To support the growth of relational machine learning.
How to cite
Cite this article.
- Why are the datasets not stored in CSV files?
- Because CSV files do not store information about data types, PKs, FKs and other constraints.
- Why MySQL database?
- Because in combination with ClowdFlows you can process the datasets online.
Just open one of the public workflows (like Wordification or Cross-validation), change the credentials in "MySQL Connect" operator to the credentials from the repository and you are ready to go!
- Why am I not able to connect to the database?
- If you are connecting to the database over a corporate network, the corporate firewalls could be the culprit.
Try to access the database with a different internet provider (e.g. with your cellular provider). If the problems persist, contact us.
- Why MySQL Workbench complaints about incompatible/nonstandard server version?
- We are using open source version of MySQL called MariaDB, hence the warning. For all purposes that the public account permits it is safe to ignore the message.
- What to do if I want an ILP format?
- See a collection of datasets at ILPnet2.

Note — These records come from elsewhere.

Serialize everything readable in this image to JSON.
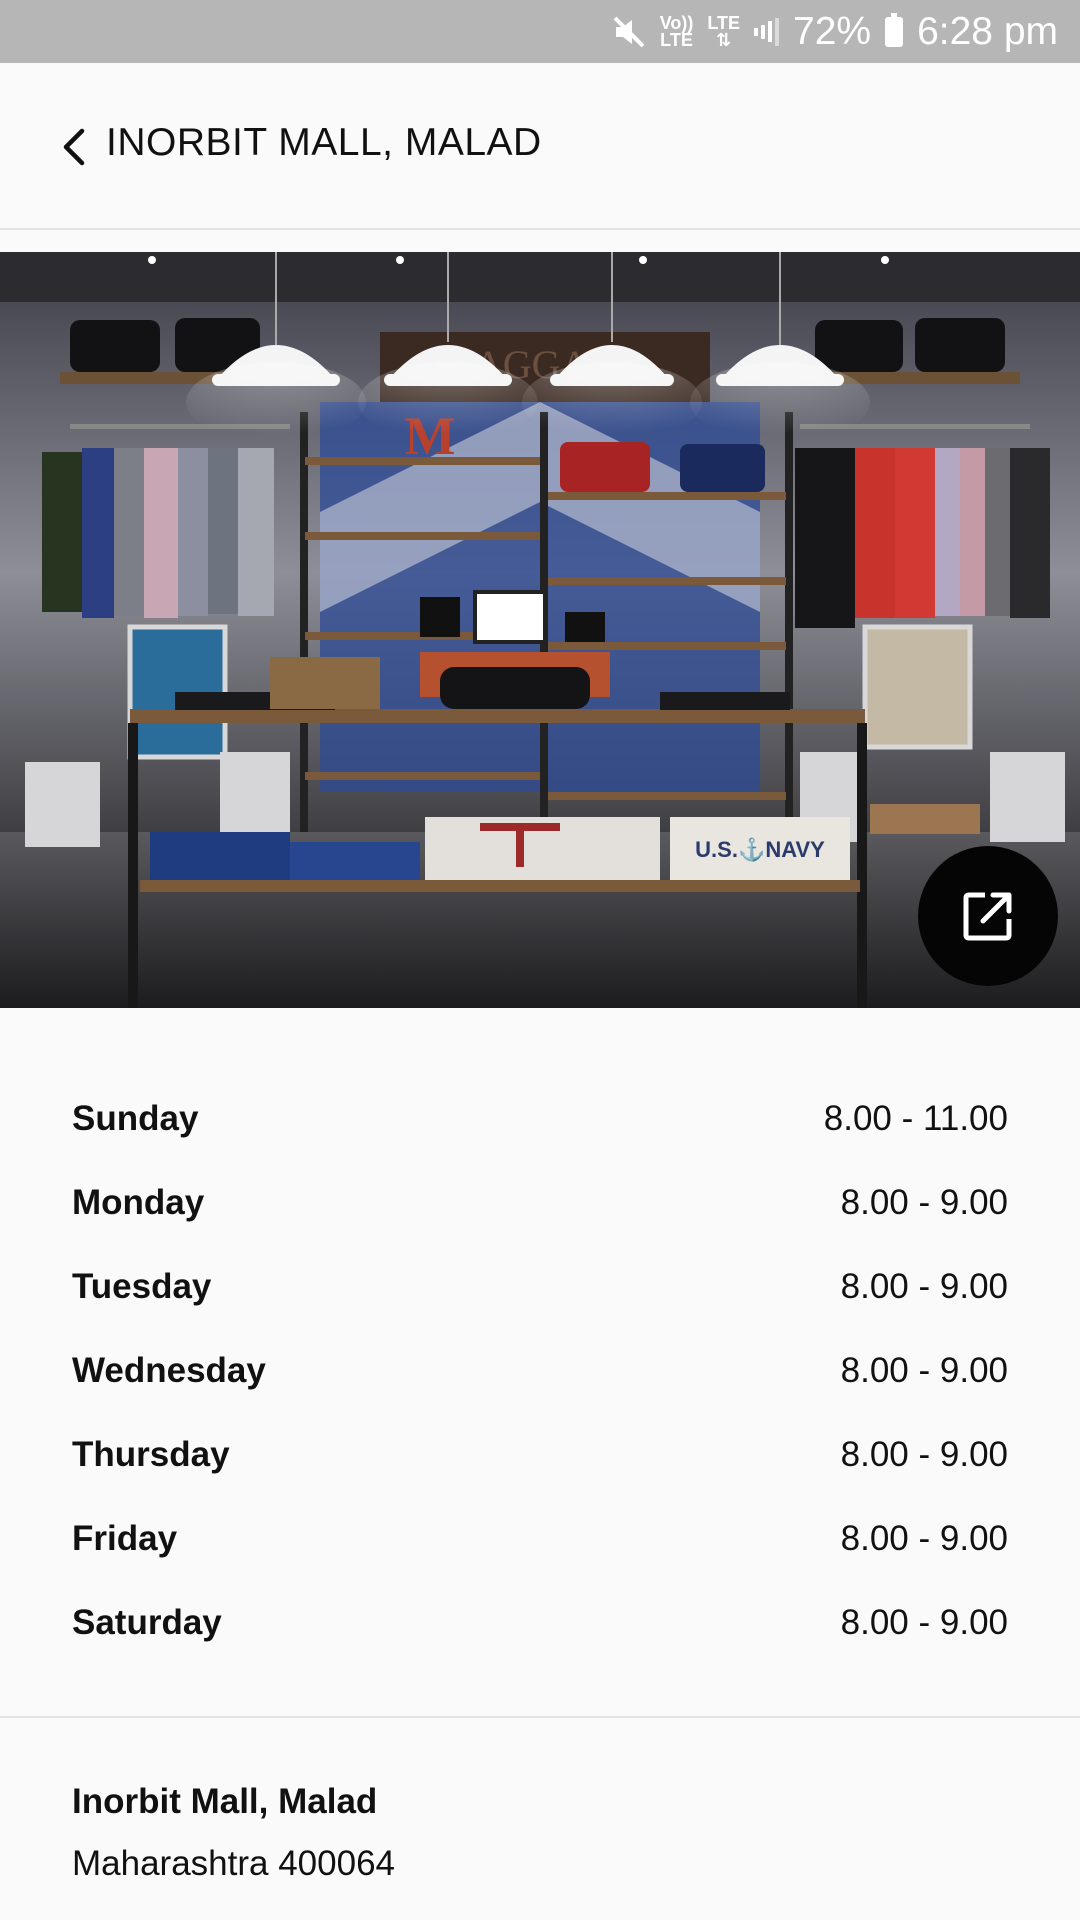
{
  "status_bar": {
    "mute_icon": "mute-icon",
    "volte_label_top": "Vo))",
    "volte_label_bottom": "LTE",
    "lte_label": "LTE",
    "battery_percent": "72%",
    "clock": "6:28 pm"
  },
  "header": {
    "back_icon": "chevron-left-icon",
    "title": "INORBIT MALL, MALAD"
  },
  "hero": {
    "image_name": "store-interior-photo",
    "open_icon": "open-external-icon",
    "sign_text": "BAGGAGE",
    "shirt_text": "U.S.⚓NAVY"
  },
  "hours": [
    {
      "day": "Sunday",
      "time": "8.00 - 11.00"
    },
    {
      "day": "Monday",
      "time": "8.00 - 9.00"
    },
    {
      "day": "Tuesday",
      "time": "8.00 - 9.00"
    },
    {
      "day": "Wednesday",
      "time": "8.00 - 9.00"
    },
    {
      "day": "Thursday",
      "time": "8.00 - 9.00"
    },
    {
      "day": "Friday",
      "time": "8.00 - 9.00"
    },
    {
      "day": "Saturday",
      "time": "8.00 - 9.00"
    }
  ],
  "address": {
    "name": "Inorbit Mall, Malad",
    "line1": "Maharashtra 400064"
  },
  "colors": {
    "status_bar": "#b6b6b6",
    "background": "#fafafa",
    "fab": "#050505",
    "divider": "#e3e3e3"
  }
}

- Why do the datasets contain missing values/composite keys/strange data types/any other ugly thing you may think of?
- Because they are also present in the real datasets.
- What's the point of including artificial datasets?
- While datasets like Adventure Works may not contain any pattern that could be found during modeling, they still increase the diversity of the repository. For example, the named Adventure Works dataset has the highest table count in the whole repository.
If your algorithm can process all the tables present in Adventure Works, it may be able to process real-world datasets.